Another solution to communications medium control is typically called tree polling, branch polling, or probing. Here, a controller sends a message to a group of terminals located either logically (by address) or physically (in a tree topology network) along a particular branch of the network. Every service requesting terminal that is in the selected branch responds to the controller. The controller can manage network priorities through control of the set of terminals tested by each choice of branch. The advantage of this system is that it allows the controller to determine quickly the extent of service needed from a large group of terminals at one time. The drawback of this type of polling is collisions. A collison occurs when two or more signals from terminals arrive simultaneously at the controller. When this occurs, the resulting message is usually garbled. One method of resolving collisions is to reduce the branch size and poll again. This branch reduction process continues until no collisions occur, which is assured because the smallest branch size includes only one terminal. In a heavily loaded network, branch polling is far less effective than even a simple round robin polling scheme, because multiple polls plus collision detection overhead are required to select a single terminal. Adaptive polling or probing techniques have been developed to adapt to heavy or light conditions, such as that described in U.S. Pat. No. 4,071,908 to Brophy et. al. However, these methods still involve the inefficiency of multiple polling sequences, each sending polling words that contain entire addresses and other data to select a single terminal.
Another method for avoiding collisions is disclosed in U.S. Pat. No. 4,595,921 to Wang et. al., which spaces the terminals at a unique distance from the controller. Since each terminal is at a unique distance, the signals from them can never arrive at the same time. This method works for small numbers of terminals in close proximity, but becomes unwieldy for greater distances and terminal counts.
Another methodology that experiences collision problems is Carrier Sense Multiple Access with Collision Detection (CSMA/CD) and similar methods in which terminals desiring access to the medium simply attempt, upon demand, to transmit a message to the desired recipient. This method is vulnerable to saturation problems in the same manner that branch polling is.
The common method of dealing with collisions in either branch polling or CSMA/CD type schemes is called "collision detection and avoidance". In this scheme, if a collision is detected, i.e. a garbled message is received because of overlapping bit streams, the terminals retransmit after a random time delay. The theory is that the two or three colliding terminals will retransmit at different times, thereby avoiding a collision. While this method will work when systems are lightly loaded, collisions increase as the communications traffic builds. Even with the time delays, collision will increase until saturation occurs and all communication breaks down because every message results in a collision and all communication halts. Currently, many communications networks experience difficulties with collision saturation, especially those having high message volume devices like file servers.

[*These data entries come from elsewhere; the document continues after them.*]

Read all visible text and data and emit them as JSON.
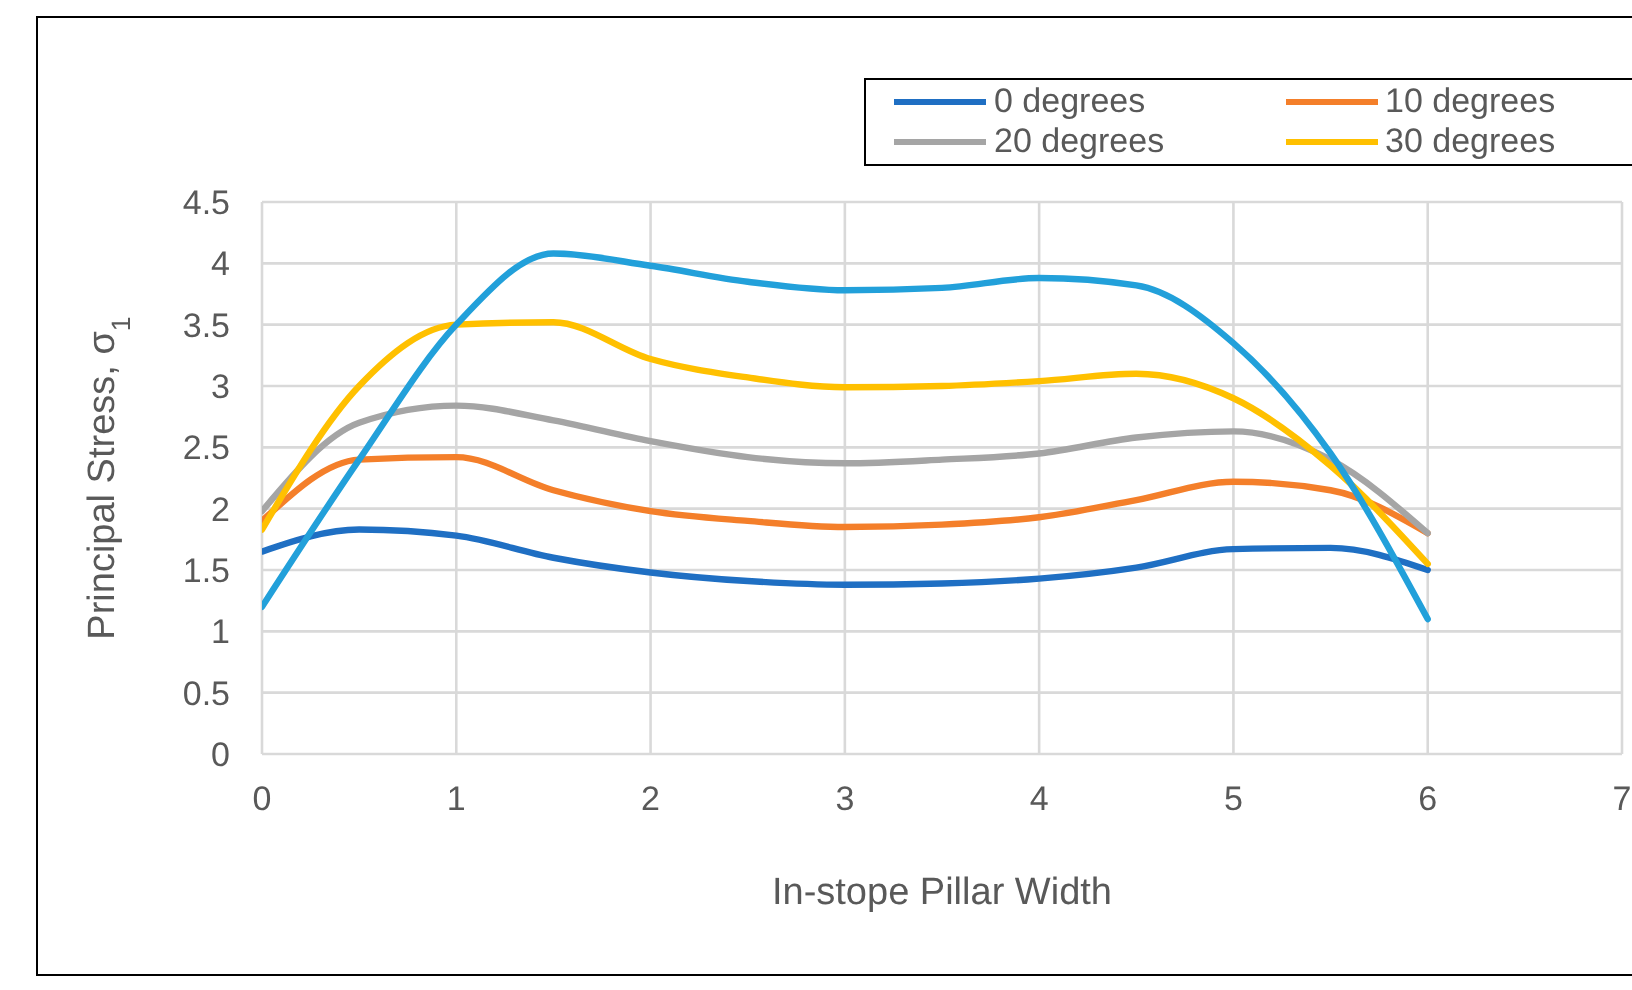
{
  "chart_data": {
    "type": "line",
    "xlabel": "In-stope Pillar Width",
    "ylabel": "Principal Stress, σ$_{1}$",
    "x": [
      0,
      0.5,
      1,
      1.5,
      2,
      2.5,
      3,
      3.5,
      4,
      4.5,
      5,
      5.5,
      6
    ],
    "series": [
      {
        "name": "0 degrees",
        "color": "#1f6fc3",
        "values": [
          1.65,
          1.83,
          1.78,
          1.6,
          1.48,
          1.41,
          1.38,
          1.39,
          1.43,
          1.52,
          1.67,
          1.68,
          1.5
        ]
      },
      {
        "name": "10 degrees",
        "color": "#f47f2a",
        "values": [
          1.9,
          2.4,
          2.42,
          2.15,
          1.98,
          1.9,
          1.85,
          1.87,
          1.93,
          2.07,
          2.22,
          2.15,
          1.8
        ]
      },
      {
        "name": "20 degrees",
        "color": "#a5a5a5",
        "values": [
          1.98,
          2.7,
          2.84,
          2.72,
          2.55,
          2.42,
          2.37,
          2.4,
          2.45,
          2.58,
          2.63,
          2.4,
          1.8
        ]
      },
      {
        "name": "30 degrees",
        "color": "#ffc000",
        "values": [
          1.83,
          3.0,
          3.5,
          3.52,
          3.22,
          3.07,
          2.99,
          3.0,
          3.04,
          3.1,
          2.9,
          2.35,
          1.55
        ]
      },
      {
        "color": "#22a0da",
        "values": [
          1.2,
          2.4,
          3.5,
          4.08,
          3.98,
          3.85,
          3.78,
          3.8,
          3.88,
          3.82,
          3.35,
          2.45,
          1.1
        ]
      }
    ],
    "xlim": [
      0,
      7
    ],
    "xticks": [
      0,
      1,
      2,
      3,
      4,
      5,
      6,
      7
    ],
    "ylim": [
      0,
      4.5
    ],
    "yticks": [
      0,
      0.5,
      1,
      1.5,
      2,
      2.5,
      3,
      3.5,
      4,
      4.5
    ],
    "grid": true,
    "legend": "top right",
    "marker": "none",
    "line_style": "solid"
  }
}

In addition to the above problems, the methods that require specific topologies such as bus, star or ring, are not applicable to open area control situations, such as management of infrared wall bounce systems, or control of mobile terminals. Ring or tree topology networks also have the drawback that transmission delays, due to the requirement to store portions of or complete messages prior to passing them on, are introduced in each active branching node.